Thanks Jack, I actually already have the caps, and I'm using the tanks as singles right now, because of the leak out of the isolation knob. What all is included in the #V-400K kit?
 
Packhorse:
Why? Is the face sealing type really that bad or just uneconomical to repair.
For some strange reason manifolds retail for about $600nz ($400us) here.
I have a OMS that I picked up second hand (unused) for $200nz and just got a barrel thermo for $160nz
Any idea if you can buy blanking plugs for thermo barrel manifolds so I can use them as individual valves?
Sorry for the hijack :)


Personally, I hate the face sealing type. I tried to set up some friend's doubles once and it never seemed right to me.

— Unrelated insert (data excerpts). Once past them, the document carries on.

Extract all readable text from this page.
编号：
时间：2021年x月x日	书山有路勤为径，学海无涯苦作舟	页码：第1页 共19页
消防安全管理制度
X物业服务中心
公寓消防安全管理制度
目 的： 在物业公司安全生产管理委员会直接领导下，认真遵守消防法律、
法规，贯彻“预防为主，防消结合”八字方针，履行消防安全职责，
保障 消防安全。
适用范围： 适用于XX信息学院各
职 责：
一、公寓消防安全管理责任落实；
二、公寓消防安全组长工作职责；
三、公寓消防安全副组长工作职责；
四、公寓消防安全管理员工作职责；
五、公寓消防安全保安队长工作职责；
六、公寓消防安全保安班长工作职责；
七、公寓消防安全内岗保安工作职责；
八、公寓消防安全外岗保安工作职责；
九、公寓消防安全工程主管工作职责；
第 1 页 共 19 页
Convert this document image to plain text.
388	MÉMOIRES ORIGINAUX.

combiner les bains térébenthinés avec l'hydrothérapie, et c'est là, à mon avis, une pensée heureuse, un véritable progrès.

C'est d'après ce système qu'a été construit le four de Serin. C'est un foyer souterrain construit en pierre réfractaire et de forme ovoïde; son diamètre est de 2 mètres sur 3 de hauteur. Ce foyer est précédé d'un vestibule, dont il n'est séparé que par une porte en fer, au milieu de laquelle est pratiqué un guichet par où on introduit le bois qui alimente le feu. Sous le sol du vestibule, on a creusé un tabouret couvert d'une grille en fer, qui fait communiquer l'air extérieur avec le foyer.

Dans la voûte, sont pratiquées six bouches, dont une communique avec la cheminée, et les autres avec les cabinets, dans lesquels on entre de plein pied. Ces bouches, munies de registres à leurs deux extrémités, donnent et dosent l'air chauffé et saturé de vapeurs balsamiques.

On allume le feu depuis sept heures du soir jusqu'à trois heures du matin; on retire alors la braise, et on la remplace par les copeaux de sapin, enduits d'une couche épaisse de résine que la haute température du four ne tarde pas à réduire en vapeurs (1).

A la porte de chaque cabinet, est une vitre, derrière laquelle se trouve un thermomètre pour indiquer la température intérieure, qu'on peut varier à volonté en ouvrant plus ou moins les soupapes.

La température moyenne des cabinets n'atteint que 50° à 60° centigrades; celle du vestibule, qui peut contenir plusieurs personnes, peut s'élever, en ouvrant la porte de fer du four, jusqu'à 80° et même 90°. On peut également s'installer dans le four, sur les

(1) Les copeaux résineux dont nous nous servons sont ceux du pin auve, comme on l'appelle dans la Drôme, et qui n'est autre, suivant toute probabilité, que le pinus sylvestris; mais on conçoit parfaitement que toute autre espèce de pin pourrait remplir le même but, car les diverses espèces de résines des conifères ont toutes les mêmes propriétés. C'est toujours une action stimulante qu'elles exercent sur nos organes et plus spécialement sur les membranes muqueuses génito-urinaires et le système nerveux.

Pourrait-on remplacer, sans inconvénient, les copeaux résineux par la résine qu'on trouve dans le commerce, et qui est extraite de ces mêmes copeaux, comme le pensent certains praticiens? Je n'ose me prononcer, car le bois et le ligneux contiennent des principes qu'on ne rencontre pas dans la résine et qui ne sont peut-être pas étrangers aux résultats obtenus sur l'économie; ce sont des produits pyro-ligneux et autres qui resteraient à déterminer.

The barrel manifolds are a snap to assemble and get right (at least after your 1st or 2nd try).
 
The parts kits will include all the soft parts to rebuild the valve, packing washer, orings, seat, copper gasket. The critical surfaces are under the bonnet where the packing washer seals and the lip of the bonnet nut that contacts the copper gasket. Check the oring grooves as usual and the orifice that seals against the seat. Any compromises large enough to detect with the naked eye will prevent the surface from sealing.

There are proponents of the barrel seal crossbar and face sealing cross bar. The captured oring face seal is a little more secure but the barrel seal cross bar can accomodate more tank bands because the intercylinder distance can vary.

It's a matter of the right gear for the appropriate job.